Other Crimean War first include mass-produced rifles and better artillery shells. The failure of British naval artillery in the Crimea prompted British industrialist Henry Bessemer to develop a better process of steel for the construction of guns.

The fighting in the Crimea, particularly the trenches around Sevastopol, resembled World War I combat. All that was missing were the barbed wire and the machine guns.

Systematic Slaughter

As in the American Civil War, the war of maneuver gave way to long sieges, attrition, and systematic slaughter. The victor was the side that could kill the enemy the fastest.

Another similarity to America’s Civil War was high casualties. Around 500,000 people died in the Crimean War with the Russians suffering bulk of the casualties.

Ironically, the winner of the Crimean War was a power not involved in the struggle over the Holy Land: the British Empire. The British kept the Russians out of the Dardanelles and the Mediterranean Sea.

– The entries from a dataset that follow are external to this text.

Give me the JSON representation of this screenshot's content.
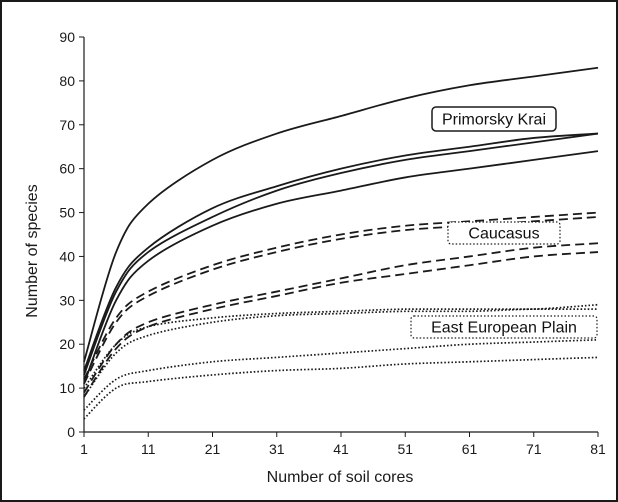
{
  "chart_data": {
    "type": "line",
    "title": "",
    "xlabel": "Number of soil cores",
    "ylabel": "Number of species",
    "xlim": [
      1,
      81
    ],
    "ylim": [
      0,
      90
    ],
    "x_ticks": [
      1,
      11,
      21,
      31,
      41,
      51,
      61,
      71,
      81
    ],
    "y_ticks": [
      0,
      10,
      20,
      30,
      40,
      50,
      60,
      70,
      80,
      90
    ],
    "grid": false,
    "x": [
      1,
      6,
      11,
      21,
      31,
      41,
      51,
      61,
      71,
      81
    ],
    "groups": [
      {
        "label": "Primorsky Krai",
        "line_style": "solid",
        "series": [
          {
            "values": [
              16,
              41,
              52,
              62,
              68,
              72,
              76,
              79,
              81,
              83
            ]
          },
          {
            "values": [
              14,
              33,
              42,
              51,
              56,
              60,
              63,
              65,
              67,
              68
            ]
          },
          {
            "values": [
              13,
              32,
              41,
              49,
              55,
              59,
              62,
              64,
              66,
              68
            ]
          },
          {
            "values": [
              11,
              30,
              39,
              47,
              52,
              55,
              58,
              60,
              62,
              64
            ]
          }
        ]
      },
      {
        "label": "Caucasus",
        "line_style": "dashed",
        "series": [
          {
            "values": [
              12,
              26,
              32,
              38,
              42,
              45,
              47,
              48,
              49,
              50
            ]
          },
          {
            "values": [
              11,
              25,
              31,
              37,
              41,
              44,
              46,
              47,
              48,
              49
            ]
          },
          {
            "values": [
              9,
              20,
              25,
              29,
              32,
              35,
              38,
              40,
              42,
              43
            ]
          },
          {
            "values": [
              8,
              19,
              24,
              28,
              31,
              34,
              36,
              38,
              40,
              41
            ]
          }
        ]
      },
      {
        "label": "East European Plain",
        "line_style": "dotted",
        "series": [
          {
            "values": [
              10,
              20,
              24,
              26,
              27,
              27.5,
              28,
              28,
              28,
              29
            ]
          },
          {
            "values": [
              8,
              18,
              22,
              25,
              26.5,
              27,
              27.5,
              27.5,
              28,
              28
            ]
          },
          {
            "values": [
              5,
              12,
              14,
              16,
              17,
              18,
              19,
              20,
              20.5,
              21
            ]
          },
          {
            "values": [
              3,
              10,
              11.5,
              13,
              14,
              14.5,
              15.5,
              16,
              16.5,
              17
            ]
          }
        ]
      }
    ],
    "colors": {
      "line": "#1a1a1a",
      "label_box_border": "#1a1a1a",
      "background": "#ffffff"
    }
  }
}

Moreover, when the French built the Suez Canal in 1869, the British quickly seized control of it. Napoleon’s path to India became Britain’s shortcut to India.

The Russians never got to Constantinople or the Dardanelles. Although British and French troops occupied the Turkish capitol after World War I. A new Czar Alexander II abandoned his father Nicholas I’s dream of a Balkan and Middle Eastern empire.

The Crimean War shows that even the legacy of the Prince of Peace could lead to a destructive war.